The 33-year-old Canadian won a pair of races (including the season opener at Daytona) driving a Hyundai Elantra N-TCR that is fitted for Wickens to race strictly through hand controls. Herta said Thursday that perfecting that technology for an Indy car in the biggest race in the world has slowed the project he’s determined to do with Wickens.

‘I’M AS HUNGRY AS EVER’: Robert Wickens’ return to racing

“I’d love to take Robbie back to Indy because I know he could do that, and I think that would be a next step for him in his journey,” Herta told The Associated Press. “We’ve spent a lot of time looking at the logistical side of things, hand controls, and I think we have solutions for that.”

Herta said Honda has been supportive of the process, which Herta called “one of the most important things we’ve done in racing” last year.

“We actually looked at doing it this year, but the logistics of it, the timing, it just wasn’t enough,” Herta said. “That’s not something you can rush. There’s some things that we have to work very closely with IndyCar on, and things we just have to get right. It’s a process, but I can see a path to it.”

Wickens, when told his boss was openly discussing the Indy 500, grinned widely. Herta as a team owner won the Indianapolis 500 with Dan Wheldon and Alexander Rossi.

“That’d be fun,” he said of running the Indy 500.

But like Herta, Wickens said the effort has to be both done correctly and be competitive.

“We’d like to do it right. If we started right now, can we get a car ready for the open test in April? Probably,” Wickens told The AP. “But I don’t know where the systems would be and I want to get on proper simulators to make sure its correct.
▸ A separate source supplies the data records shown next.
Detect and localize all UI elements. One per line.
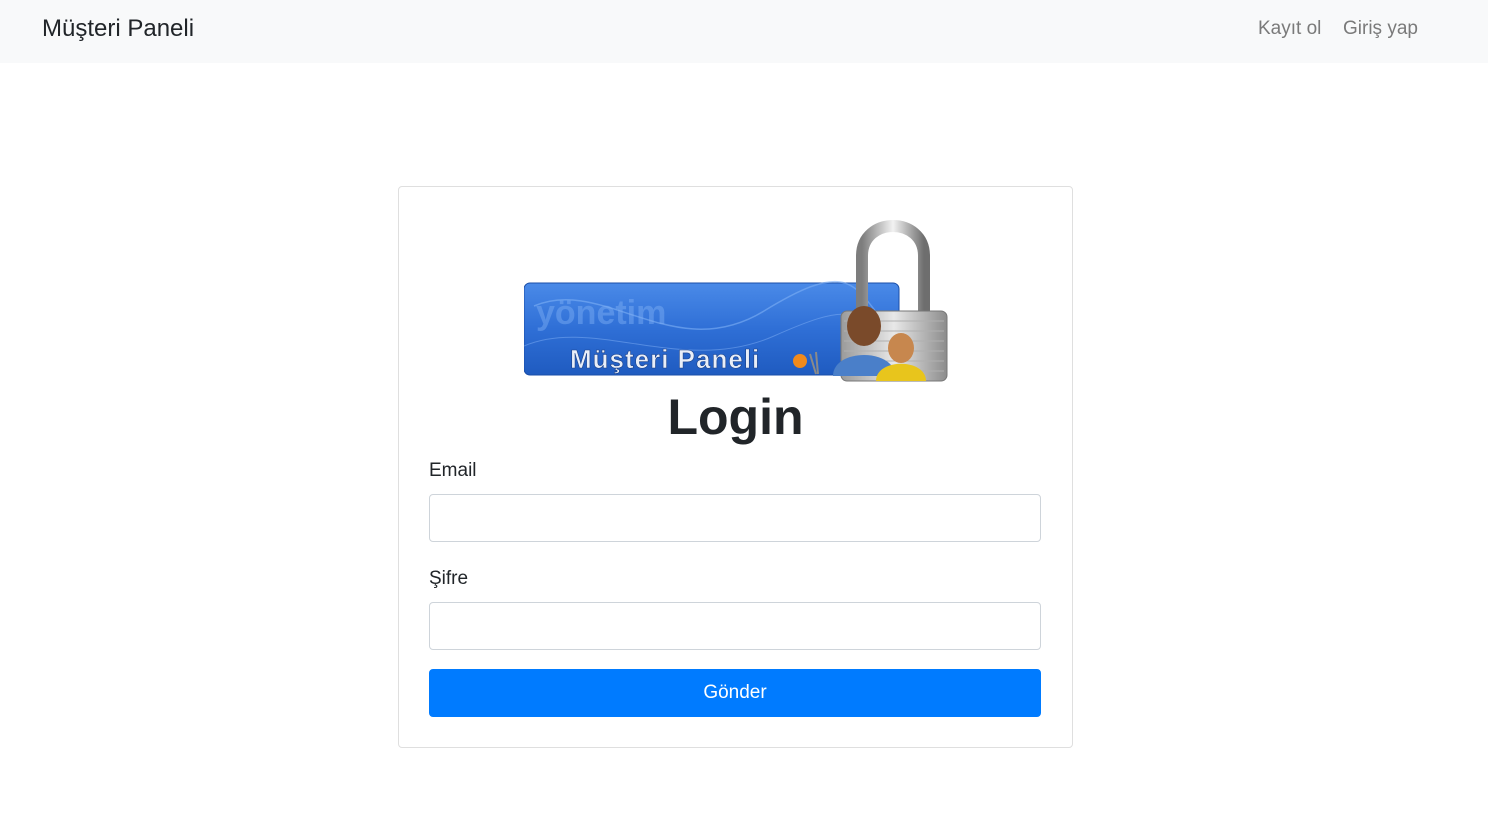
login-card: yönetim Müşteri Paneli Login Email Şifre…: [398, 186, 1073, 748]
password-field[interactable]: [429, 602, 1041, 650]
register-link[interactable]: Kayıt ol: [1258, 17, 1321, 41]
password-label: Şifre: [429, 568, 469, 589]
email-label: Email: [429, 460, 477, 481]
navbar: Müşteri Paneli Kayıt ol Giriş yap: [0, 0, 1488, 63]
email-field[interactable]: [429, 494, 1041, 542]
customer-panel-banner: yönetim Müşteri Paneli: [524, 216, 949, 382]
banner-watermark: yönetim: [536, 294, 666, 332]
banner-text: Müşteri Paneli: [570, 344, 760, 374]
login-link[interactable]: Giriş yap: [1343, 17, 1418, 41]
brand-link[interactable]: Müşteri Paneli: [42, 14, 194, 44]
orange-dot-icon: [793, 354, 807, 368]
banner-graphic: yönetim Müşteri Paneli: [524, 220, 948, 382]
submit-button[interactable]: Gönder: [429, 669, 1041, 717]
login-title: Login: [667, 389, 804, 445]
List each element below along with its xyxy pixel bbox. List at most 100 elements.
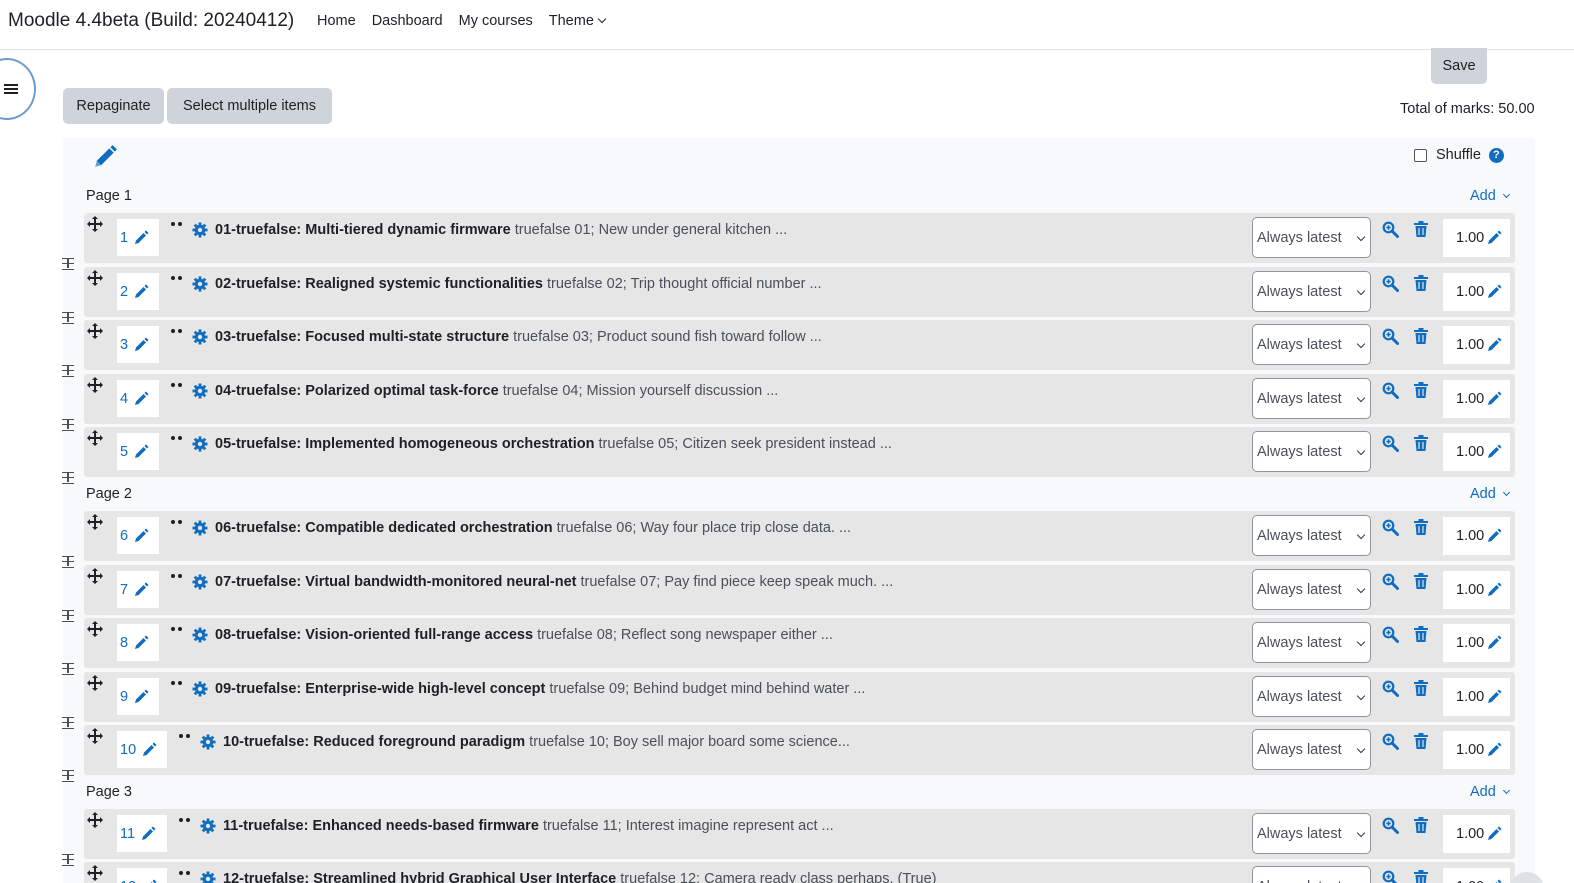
page-break-toggle-icon[interactable] bbox=[62, 419, 74, 431]
preview-magnifier-icon[interactable] bbox=[1382, 733, 1399, 750]
page-break-toggle-icon[interactable] bbox=[62, 365, 74, 377]
move-icon[interactable] bbox=[87, 323, 103, 339]
move-icon[interactable] bbox=[87, 430, 103, 446]
preview-magnifier-icon[interactable] bbox=[1382, 435, 1399, 452]
trash-icon[interactable] bbox=[1414, 573, 1428, 589]
trash-icon[interactable] bbox=[1414, 626, 1428, 642]
gear-icon[interactable] bbox=[192, 383, 208, 399]
preview-magnifier-icon[interactable] bbox=[1382, 275, 1399, 292]
edit-mark-pencil-icon[interactable] bbox=[1486, 528, 1502, 544]
preview-magnifier-icon[interactable] bbox=[1382, 519, 1399, 536]
edit-pencil-icon[interactable] bbox=[133, 689, 149, 705]
trash-icon[interactable] bbox=[1414, 435, 1428, 451]
add-menu-page-3[interactable]: Add bbox=[1470, 784, 1510, 800]
slot-number[interactable]: 2 bbox=[120, 284, 128, 300]
edit-mark-pencil-icon[interactable] bbox=[1486, 826, 1502, 842]
site-brand[interactable]: Moodle 4.4beta (Build: 20240412) bbox=[8, 10, 294, 32]
gear-icon[interactable] bbox=[192, 520, 208, 536]
gear-icon[interactable] bbox=[192, 681, 208, 697]
move-icon[interactable] bbox=[87, 377, 103, 393]
edit-pencil-icon[interactable] bbox=[133, 582, 149, 598]
edit-mark-pencil-icon[interactable] bbox=[1486, 582, 1502, 598]
move-icon[interactable] bbox=[87, 568, 103, 584]
preview-magnifier-icon[interactable] bbox=[1382, 626, 1399, 643]
version-select[interactable]: Always latest bbox=[1252, 324, 1371, 365]
course-index-drawer-toggle[interactable] bbox=[0, 58, 36, 120]
edit-pencil-icon[interactable] bbox=[141, 742, 157, 758]
gear-icon[interactable] bbox=[192, 436, 208, 452]
move-icon[interactable] bbox=[87, 728, 103, 744]
edit-pencil-icon[interactable] bbox=[133, 444, 149, 460]
slot-number[interactable]: 7 bbox=[120, 582, 128, 598]
preview-magnifier-icon[interactable] bbox=[1382, 817, 1399, 834]
version-select[interactable]: Always latest bbox=[1252, 676, 1371, 717]
edit-mark-pencil-icon[interactable] bbox=[1486, 230, 1502, 246]
save-button[interactable]: Save bbox=[1431, 48, 1487, 84]
edit-pencil-icon[interactable] bbox=[133, 528, 149, 544]
version-select[interactable]: Always latest bbox=[1252, 622, 1371, 663]
max-mark-value[interactable]: 1.00 bbox=[1456, 528, 1484, 544]
help-icon[interactable]: ? bbox=[1488, 147, 1504, 163]
gear-icon[interactable] bbox=[192, 222, 208, 238]
gear-icon[interactable] bbox=[192, 574, 208, 590]
edit-pencil-icon[interactable] bbox=[133, 391, 149, 407]
page-break-toggle-icon[interactable] bbox=[62, 472, 74, 484]
page-break-toggle-icon[interactable] bbox=[62, 258, 74, 270]
page-break-toggle-icon[interactable] bbox=[62, 663, 74, 675]
trash-icon[interactable] bbox=[1414, 817, 1428, 833]
max-mark-value[interactable]: 1.00 bbox=[1456, 635, 1484, 651]
version-select[interactable]: Always latest bbox=[1252, 271, 1371, 312]
trash-icon[interactable] bbox=[1414, 275, 1428, 291]
question-name-link[interactable]: 02-truefalse: Realigned systemic functio… bbox=[215, 276, 822, 292]
move-icon[interactable] bbox=[87, 216, 103, 232]
edit-mark-pencil-icon[interactable] bbox=[1486, 337, 1502, 353]
slot-number[interactable]: 1 bbox=[120, 230, 128, 246]
max-mark-value[interactable]: 1.00 bbox=[1456, 444, 1484, 460]
slot-number[interactable]: 5 bbox=[120, 444, 128, 460]
max-mark-value[interactable]: 1.00 bbox=[1456, 284, 1484, 300]
max-mark-value[interactable]: 1.00 bbox=[1456, 879, 1484, 883]
edit-section-heading-pencil-icon[interactable] bbox=[92, 144, 118, 170]
max-mark-value[interactable]: 1.00 bbox=[1456, 230, 1484, 246]
move-icon[interactable] bbox=[87, 865, 103, 881]
slot-number[interactable]: 11 bbox=[120, 826, 135, 842]
move-icon[interactable] bbox=[87, 514, 103, 530]
page-break-toggle-icon[interactable] bbox=[62, 770, 74, 782]
page-break-toggle-icon[interactable] bbox=[62, 312, 74, 324]
gear-icon[interactable] bbox=[200, 871, 216, 883]
edit-mark-pencil-icon[interactable] bbox=[1486, 879, 1502, 883]
slot-number[interactable]: 8 bbox=[120, 635, 128, 651]
page-break-toggle-icon[interactable] bbox=[62, 717, 74, 729]
move-icon[interactable] bbox=[87, 270, 103, 286]
trash-icon[interactable] bbox=[1414, 382, 1428, 398]
preview-magnifier-icon[interactable] bbox=[1382, 328, 1399, 345]
max-mark-value[interactable]: 1.00 bbox=[1456, 391, 1484, 407]
question-name-link[interactable]: 12-truefalse: Streamlined hybrid Graphic… bbox=[223, 871, 936, 883]
slot-number[interactable]: 4 bbox=[120, 391, 128, 407]
max-mark-value[interactable]: 1.00 bbox=[1456, 826, 1484, 842]
max-mark-value[interactable]: 1.00 bbox=[1456, 689, 1484, 705]
version-select[interactable]: Always latest bbox=[1252, 378, 1371, 419]
edit-mark-pencil-icon[interactable] bbox=[1486, 284, 1502, 300]
move-icon[interactable] bbox=[87, 812, 103, 828]
add-menu-page-2[interactable]: Add bbox=[1470, 486, 1510, 502]
question-name-link[interactable]: 04-truefalse: Polarized optimal task-for… bbox=[215, 383, 778, 399]
version-select[interactable]: Always latest bbox=[1252, 569, 1371, 610]
version-select[interactable]: Always latest bbox=[1252, 515, 1371, 556]
trash-icon[interactable] bbox=[1414, 519, 1428, 535]
version-select[interactable]: Always latest bbox=[1252, 431, 1371, 472]
gear-icon[interactable] bbox=[192, 627, 208, 643]
select-multiple-items-button[interactable]: Select multiple items bbox=[167, 88, 332, 124]
trash-icon[interactable] bbox=[1414, 221, 1428, 237]
question-name-link[interactable]: 05-truefalse: Implemented homogeneous or… bbox=[215, 436, 892, 452]
page-break-toggle-icon[interactable] bbox=[62, 610, 74, 622]
version-select[interactable]: Always latest bbox=[1252, 813, 1371, 854]
max-mark-value[interactable]: 1.00 bbox=[1456, 582, 1484, 598]
nav-theme-dropdown[interactable]: Theme bbox=[549, 13, 607, 29]
slot-number[interactable]: 3 bbox=[120, 337, 128, 353]
slot-number[interactable]: 6 bbox=[120, 528, 128, 544]
edit-pencil-icon[interactable] bbox=[133, 635, 149, 651]
question-name-link[interactable]: 09-truefalse: Enterprise-wide high-level… bbox=[215, 681, 865, 697]
slot-number[interactable]: 9 bbox=[120, 689, 128, 705]
nav-home[interactable]: Home bbox=[317, 13, 356, 29]
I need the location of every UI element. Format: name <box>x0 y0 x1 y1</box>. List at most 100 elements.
“We all want to do a proper, professional effort,” he added. “I don’t want to do it for a marketing campaign. I want to do it for a chance to win.”

Wickens in 2021 did a demonstration in Canada that marketed advancements for paralyzed drivers and gave him a chance to again drive. His entire life had been upended 14 races into his rookie IndyCar season, just three months after winning top rookie honors at the Indianapolis 500.

Wickens has since married, returned to racing last year and welcomed the birth of his first child, an son named Wesley whom is infatuated with both race cars and the trip to Disney he took this week during the off days at Daytona International Speedway.

Wickens, who uses a wheelchair but can stand with some support, marks a full year back racing on Friday in the season-opening IMSA Michelin Pilot Challenge race. Despite success last season, Herta made changes to his lineups and Wickens this year will be teamed with Harry Gottsacker.